Forty years ago this month, former US president Richard Nixon made an historic visit to Beijng. On the prompting of then-US secretary of state Henry Kissinger, Nixon flew to China and the world has not been the same since. Neither has Taiwan.
To put things in perspective, Nixon’s visit was 19 years before the former Soviet Union collapsed and almost 17 years before the Tiananmen Square Massacre in Beijing.
Fast forward 40 years into the future — to 2052: What will the relationship between Taiwan and China look like then? And will China even exist as a communist state like it is today?
Taiwan watched in dismay as Air Force One made its slow descent into Beijing on that winter day 40 years ago. While Nixon’s trip was an important step in formally normalizing relations between Washington and Beijing, it also marked the first time a US president had visited China and it put US relations with Taiwan in an entirely new light. Taipei was put on alert and 40 years later, the geopolitics of the Asia-Pacific region are in the spotlight for all the world to see and ponder.
Nixon used his visit to Beijing to take his own place on the world stage and tell then-Chinese leader Mao Zedong (毛澤東) that it was time for the US and China to stop being “enemies” and “build a new and better world.”
Has that happened yet? Many observers in the West would say no, although how Taiwan deals with the issues involved is still being hotly debated on television talk shows and in news columns.
Today there are two “Chinas,” one communist and populated by more than 1 billion people, and the other a small island nation with a democratic backbone and a strong will to make its mark on history. So far, so good.
However, what does the future hold? Where do things go from here?
China still takes up a disproportionate amount of time and focus from US foreign policy strategists, while Taiwan has been left to endure being caught in the diplomatic nightmare that Nixon and Kissinger put into play.

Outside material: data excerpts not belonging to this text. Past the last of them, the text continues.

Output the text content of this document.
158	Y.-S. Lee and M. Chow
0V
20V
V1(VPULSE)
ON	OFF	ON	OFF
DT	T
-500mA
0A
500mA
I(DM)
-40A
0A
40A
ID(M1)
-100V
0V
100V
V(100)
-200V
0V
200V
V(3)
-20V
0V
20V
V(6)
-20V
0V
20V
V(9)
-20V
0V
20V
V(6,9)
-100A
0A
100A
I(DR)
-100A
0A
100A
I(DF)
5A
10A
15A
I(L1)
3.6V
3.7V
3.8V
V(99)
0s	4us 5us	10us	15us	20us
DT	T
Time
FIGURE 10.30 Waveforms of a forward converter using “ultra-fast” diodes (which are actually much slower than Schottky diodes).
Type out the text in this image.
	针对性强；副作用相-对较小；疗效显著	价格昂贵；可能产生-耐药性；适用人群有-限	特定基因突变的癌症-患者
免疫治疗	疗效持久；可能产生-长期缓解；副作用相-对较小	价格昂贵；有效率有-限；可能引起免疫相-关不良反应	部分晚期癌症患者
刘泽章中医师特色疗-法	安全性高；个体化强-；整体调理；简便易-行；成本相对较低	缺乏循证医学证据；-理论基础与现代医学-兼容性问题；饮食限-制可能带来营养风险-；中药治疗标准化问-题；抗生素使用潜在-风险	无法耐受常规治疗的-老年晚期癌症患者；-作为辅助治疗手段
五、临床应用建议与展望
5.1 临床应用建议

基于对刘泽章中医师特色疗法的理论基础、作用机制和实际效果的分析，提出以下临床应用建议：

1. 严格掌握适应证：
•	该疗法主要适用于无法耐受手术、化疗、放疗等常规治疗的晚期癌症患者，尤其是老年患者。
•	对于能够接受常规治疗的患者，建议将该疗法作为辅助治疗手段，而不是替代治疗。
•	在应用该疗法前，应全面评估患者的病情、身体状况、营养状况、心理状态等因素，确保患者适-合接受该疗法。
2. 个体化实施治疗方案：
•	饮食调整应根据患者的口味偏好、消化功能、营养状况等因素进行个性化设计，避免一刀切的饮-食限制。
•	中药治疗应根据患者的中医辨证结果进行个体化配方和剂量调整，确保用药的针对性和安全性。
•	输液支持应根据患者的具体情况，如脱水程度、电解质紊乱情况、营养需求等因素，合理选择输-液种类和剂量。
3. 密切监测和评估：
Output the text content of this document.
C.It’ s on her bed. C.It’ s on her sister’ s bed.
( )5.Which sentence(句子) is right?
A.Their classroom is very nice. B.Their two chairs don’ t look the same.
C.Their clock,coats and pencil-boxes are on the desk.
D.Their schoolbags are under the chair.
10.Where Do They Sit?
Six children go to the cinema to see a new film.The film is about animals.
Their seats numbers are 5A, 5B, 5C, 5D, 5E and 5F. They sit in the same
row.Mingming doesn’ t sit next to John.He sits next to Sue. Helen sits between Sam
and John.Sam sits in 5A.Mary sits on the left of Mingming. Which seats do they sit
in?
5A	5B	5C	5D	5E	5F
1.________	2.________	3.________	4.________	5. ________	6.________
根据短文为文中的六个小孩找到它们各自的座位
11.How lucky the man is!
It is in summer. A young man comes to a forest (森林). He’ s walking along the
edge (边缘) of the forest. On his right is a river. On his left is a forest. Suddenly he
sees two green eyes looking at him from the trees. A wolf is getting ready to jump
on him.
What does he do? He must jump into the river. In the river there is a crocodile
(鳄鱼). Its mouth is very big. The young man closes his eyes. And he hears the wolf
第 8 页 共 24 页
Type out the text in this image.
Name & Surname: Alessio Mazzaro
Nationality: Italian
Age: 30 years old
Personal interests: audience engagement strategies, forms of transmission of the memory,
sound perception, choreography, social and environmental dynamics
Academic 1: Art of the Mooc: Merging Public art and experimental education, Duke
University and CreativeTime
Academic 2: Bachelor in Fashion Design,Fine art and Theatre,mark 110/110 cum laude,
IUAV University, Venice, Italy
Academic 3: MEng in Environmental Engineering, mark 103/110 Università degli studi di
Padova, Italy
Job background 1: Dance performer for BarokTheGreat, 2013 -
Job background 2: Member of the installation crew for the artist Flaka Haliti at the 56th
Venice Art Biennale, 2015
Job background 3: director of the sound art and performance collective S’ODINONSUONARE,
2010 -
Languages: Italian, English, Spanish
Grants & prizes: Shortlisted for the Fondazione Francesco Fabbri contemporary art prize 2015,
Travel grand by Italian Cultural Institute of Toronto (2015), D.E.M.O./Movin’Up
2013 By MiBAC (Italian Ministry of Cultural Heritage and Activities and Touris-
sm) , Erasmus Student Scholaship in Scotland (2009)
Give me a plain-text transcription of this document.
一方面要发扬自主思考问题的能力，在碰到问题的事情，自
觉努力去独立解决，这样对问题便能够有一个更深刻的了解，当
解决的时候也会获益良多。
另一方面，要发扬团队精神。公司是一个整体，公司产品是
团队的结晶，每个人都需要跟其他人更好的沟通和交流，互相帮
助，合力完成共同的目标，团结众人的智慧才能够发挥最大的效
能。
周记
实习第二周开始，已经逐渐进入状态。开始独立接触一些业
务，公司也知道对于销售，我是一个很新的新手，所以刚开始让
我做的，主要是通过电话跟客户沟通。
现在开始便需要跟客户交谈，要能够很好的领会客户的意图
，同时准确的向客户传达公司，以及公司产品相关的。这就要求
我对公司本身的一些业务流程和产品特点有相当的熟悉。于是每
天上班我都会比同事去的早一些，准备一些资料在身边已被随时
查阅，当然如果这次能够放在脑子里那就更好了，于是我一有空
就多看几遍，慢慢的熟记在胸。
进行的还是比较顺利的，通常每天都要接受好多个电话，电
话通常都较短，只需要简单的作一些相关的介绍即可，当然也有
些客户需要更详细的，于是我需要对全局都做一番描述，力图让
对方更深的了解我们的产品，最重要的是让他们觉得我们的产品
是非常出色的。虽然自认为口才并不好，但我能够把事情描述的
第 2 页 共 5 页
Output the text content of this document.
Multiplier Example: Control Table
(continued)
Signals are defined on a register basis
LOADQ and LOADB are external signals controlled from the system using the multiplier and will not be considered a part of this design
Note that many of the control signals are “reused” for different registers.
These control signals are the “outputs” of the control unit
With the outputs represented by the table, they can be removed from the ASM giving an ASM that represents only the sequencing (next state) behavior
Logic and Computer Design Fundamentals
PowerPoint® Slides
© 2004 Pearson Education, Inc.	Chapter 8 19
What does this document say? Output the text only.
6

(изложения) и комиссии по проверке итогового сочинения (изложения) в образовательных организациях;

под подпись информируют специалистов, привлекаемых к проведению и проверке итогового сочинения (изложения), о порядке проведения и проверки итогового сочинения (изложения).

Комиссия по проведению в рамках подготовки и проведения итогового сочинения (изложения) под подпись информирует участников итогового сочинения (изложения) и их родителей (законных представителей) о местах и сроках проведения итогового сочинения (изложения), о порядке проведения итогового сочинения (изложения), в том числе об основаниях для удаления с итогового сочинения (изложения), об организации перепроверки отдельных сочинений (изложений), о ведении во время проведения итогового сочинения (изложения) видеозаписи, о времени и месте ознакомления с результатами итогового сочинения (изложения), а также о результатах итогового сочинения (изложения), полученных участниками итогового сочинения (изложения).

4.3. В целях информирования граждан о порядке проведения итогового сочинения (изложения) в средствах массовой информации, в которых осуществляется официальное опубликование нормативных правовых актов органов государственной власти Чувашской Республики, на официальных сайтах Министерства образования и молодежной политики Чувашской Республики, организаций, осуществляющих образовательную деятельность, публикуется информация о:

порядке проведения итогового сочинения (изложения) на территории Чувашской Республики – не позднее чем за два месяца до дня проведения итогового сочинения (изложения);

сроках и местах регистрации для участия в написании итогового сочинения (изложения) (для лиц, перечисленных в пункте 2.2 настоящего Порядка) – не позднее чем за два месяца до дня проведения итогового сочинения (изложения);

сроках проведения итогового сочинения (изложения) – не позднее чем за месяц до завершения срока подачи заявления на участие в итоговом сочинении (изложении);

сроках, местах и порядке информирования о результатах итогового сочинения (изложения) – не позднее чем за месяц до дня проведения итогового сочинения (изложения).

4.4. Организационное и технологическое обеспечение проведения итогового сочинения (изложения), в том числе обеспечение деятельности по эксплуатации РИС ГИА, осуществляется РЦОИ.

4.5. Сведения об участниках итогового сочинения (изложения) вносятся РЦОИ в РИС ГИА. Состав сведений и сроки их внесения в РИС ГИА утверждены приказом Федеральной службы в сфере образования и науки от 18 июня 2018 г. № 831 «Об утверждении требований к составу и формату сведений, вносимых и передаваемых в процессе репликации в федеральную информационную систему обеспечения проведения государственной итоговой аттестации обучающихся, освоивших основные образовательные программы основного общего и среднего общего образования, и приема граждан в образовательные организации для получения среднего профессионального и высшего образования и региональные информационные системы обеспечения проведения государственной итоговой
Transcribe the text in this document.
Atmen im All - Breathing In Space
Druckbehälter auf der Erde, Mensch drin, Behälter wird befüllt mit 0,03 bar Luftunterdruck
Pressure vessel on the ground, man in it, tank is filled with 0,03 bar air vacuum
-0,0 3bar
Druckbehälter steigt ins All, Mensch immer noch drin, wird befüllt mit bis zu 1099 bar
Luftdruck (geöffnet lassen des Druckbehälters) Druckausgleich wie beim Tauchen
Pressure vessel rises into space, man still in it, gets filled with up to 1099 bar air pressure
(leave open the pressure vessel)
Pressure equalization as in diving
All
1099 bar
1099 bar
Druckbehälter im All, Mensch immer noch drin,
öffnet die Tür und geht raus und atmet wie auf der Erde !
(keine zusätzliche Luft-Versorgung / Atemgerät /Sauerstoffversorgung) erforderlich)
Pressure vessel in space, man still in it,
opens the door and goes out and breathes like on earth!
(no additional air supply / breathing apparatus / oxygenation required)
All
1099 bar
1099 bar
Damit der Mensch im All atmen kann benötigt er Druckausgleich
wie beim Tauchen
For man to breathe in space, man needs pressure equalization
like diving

In 2052, where will Taiwan be? It is something to ponder this month as TV news shows replay old footage of the Nixon-Mao meetings and talking heads on TVBS and CNN go at it.
Nixon remapped Taiwan’s place on the world stage with the stroke of a pen in Beijing in 1972. However, did he err on the side of fear and trembling, as many observers feel? Or did he — and Kissinger — see the future and act correctly?
Only time will tell.
Meanwhile, Taiwan is no longer on the sidelines of history and this proud democracy is forging its own destiny on the world map. Anniversaries come and go, but Taiwan is forever.
Dan Bloom is a freelance writer in Taiwan.